The paper tackled the problem of emotional text-to-speech systems struggling to capture the full spectrum of human emotions by proposing a language model-based TTS framework that synthesizes speech across a broad range of emotional styles with user control along continuous pleasure, arousal, and dominance dimensions. The result showed that the framework effectively generates more expressive emotional styles and enhances both naturalness and diversity compared to baselines.
Emotional text-to-speech (TTS) systems sturggle to capture the full spectrum of human emotions due to the inherent complexity of emotional expressions and the limited coverage of existing emotion labels. To address this, we propose a language model-based TTS framework that synthesizes speech across a broad range of emotional styles.
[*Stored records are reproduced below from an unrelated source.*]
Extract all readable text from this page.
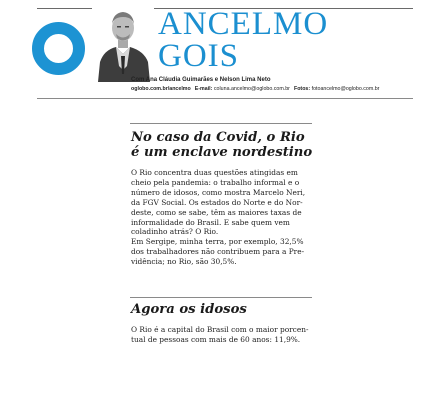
ANCELMO
GOIS
Com Ana Cláudia Guimarães e Nelson Lima Neto
oglobo.com.br/ancelmo E-mail: coluna.ancelmo@oglobo.com.br Fotos: fotoancelmo@oglobo.com.br
No caso da Covid, o Rio
é um enclave nordestino
O Rio concentra duas questões atingidas em
cheio pela pandemia: o trabalho informal e o
número de idosos, como mostra Marcelo Neri,
da FGV Social. Os estados do Norte e do Nor-
deste, como se sabe, têm as maiores taxas de
informalidade do Brasil. E sabe quem vem
coladinho atrás? O Rio.
Em Sergipe, minha terra, por exemplo, 32,5%
dos trabalhadores não contribuem para a Pre-
vidência; no Rio, são 30,5%.
Agora os idosos
O Rio é a capital do Brasil com o maior porcen-
tual de pessoas com mais de 60 anos: 11,9%.
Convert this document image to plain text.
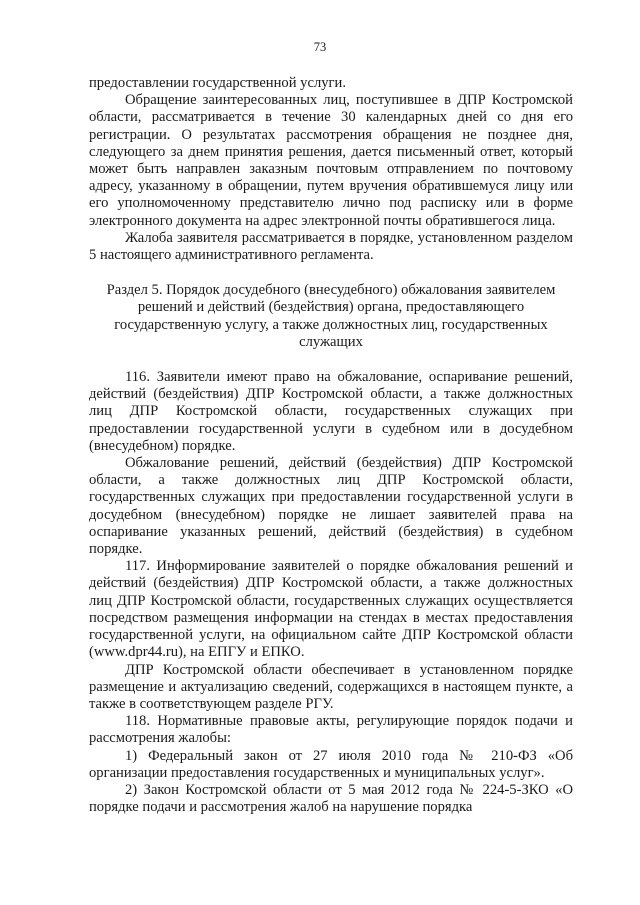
73

предоставлении государственной услуги.

Обращение заинтересованных лиц, поступившее в ДПР Костромской области, рассматривается в течение 30 календарных дней со дня его регистрации. О результатах рассмотрения обращения не позднее дня, следующего за днем принятия решения, дается письменный ответ, который может быть направлен заказным почтовым отправлением по почтовому адресу, указанному в обращении, путем вручения обратившемуся лицу или его уполномоченному представителю лично под расписку или в форме электронного документа на адрес электронной почты обратившегося лица.

Жалоба заявителя рассматривается в порядке, установленном разделом 5 настоящего административного регламента.

Раздел 5. Порядок досудебного (внесудебного) обжалования заявителем решений и действий (бездействия) органа, предоставляющего государственную услугу, а также должностных лиц, государственных служащих

116. Заявители имеют право на обжалование, оспаривание решений, действий (бездействия) ДПР Костромской области, а также должностных лиц ДПР Костромской области, государственных служащих при предоставлении государственной услуги в судебном или в досудебном (внесудебном) порядке.

Обжалование решений, действий (бездействия) ДПР Костромской области, а также должностных лиц ДПР Костромской области, государственных служащих при предоставлении государственной услуги в досудебном (внесудебном) порядке не лишает заявителей права на оспаривание указанных решений, действий (бездействия) в судебном порядке.

117. Информирование заявителей о порядке обжалования решений и действий (бездействия) ДПР Костромской области, а также должностных лиц ДПР Костромской области, государственных служащих осуществляется посредством размещения информации на стендах в местах предоставления государственной услуги, на официальном сайте ДПР Костромской области (www.dpr44.ru), на ЕПГУ и ЕПКО.

ДПР Костромской области обеспечивает в установленном порядке размещение и актуализацию сведений, содержащихся в настоящем пункте, а также в соответствующем разделе РГУ.

118. Нормативные правовые акты, регулирующие порядок подачи и рассмотрения жалобы:

1) Федеральный закон от 27 июля 2010 года № 210-ФЗ «Об организации предоставления государственных и муниципальных услуг».

2) Закон Костромской области от 5 мая 2012 года № 224-5-ЗКО «О порядке подачи и рассмотрения жалоб на нарушение порядка
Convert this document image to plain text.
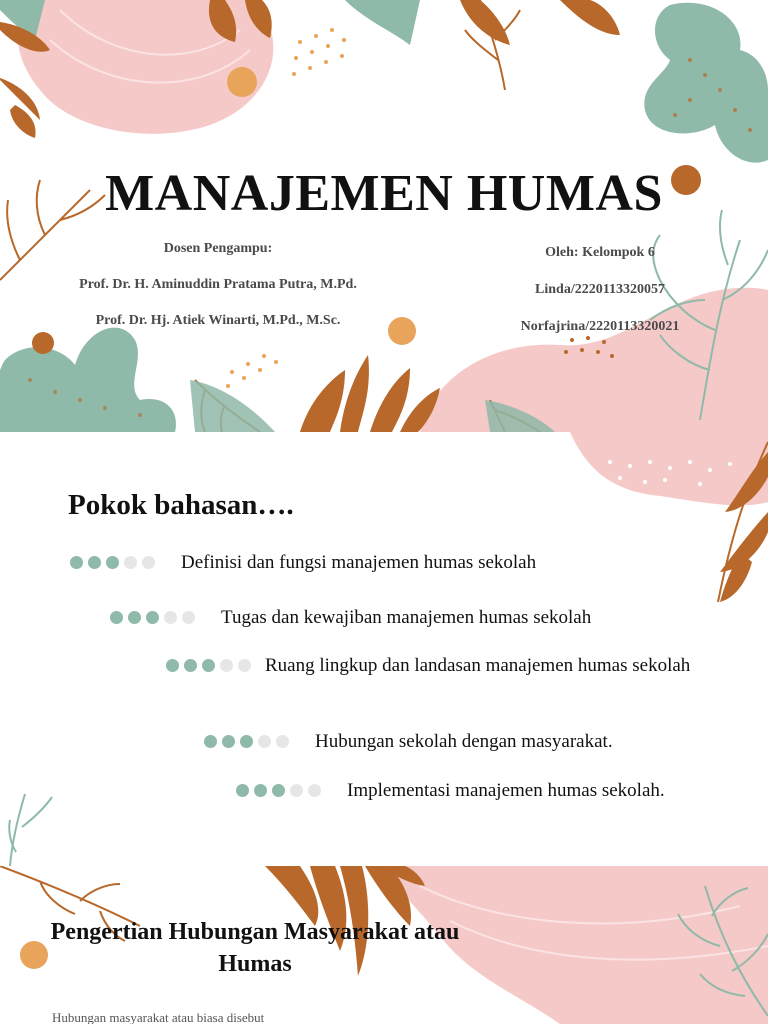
MANAJEMEN HUMAS
Dosen Pengampu:
Prof. Dr. H. Aminuddin Pratama Putra, M.Pd.
Prof. Dr. Hj. Atiek Winarti, M.Pd., M.Sc.
Oleh: Kelompok 6
Linda/2220113320057
Norfajrina/2220113320021
Pokok bahasan….
Definisi dan fungsi manajemen humas sekolah
Tugas dan kewajiban manajemen humas sekolah
Ruang lingkup dan landasan manajemen humas sekolah
Hubungan sekolah dengan masyarakat.
Implementasi manajemen humas sekolah.
Pengertian Hubungan Masyarakat atau Humas
Hubungan masyarakat atau biasa disebut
Our approach enables flexible user control along three continuous dimensions - pleasure, arousal, and dominance (PAD). To enable this, we train an emotional dimension predictor that maps categorical emotion labels in speech datasets into the PAD space, grounded in established psychological research. Importantly, while the emotional dimension predictor leverages categorical labels, the TTS framework itself does not require explict emotion labels during training. Objective and subjective evaluations demonstrate that our framework effectively generates more expressive emotional styles and enhances both naturalness and diversity compared to baselines.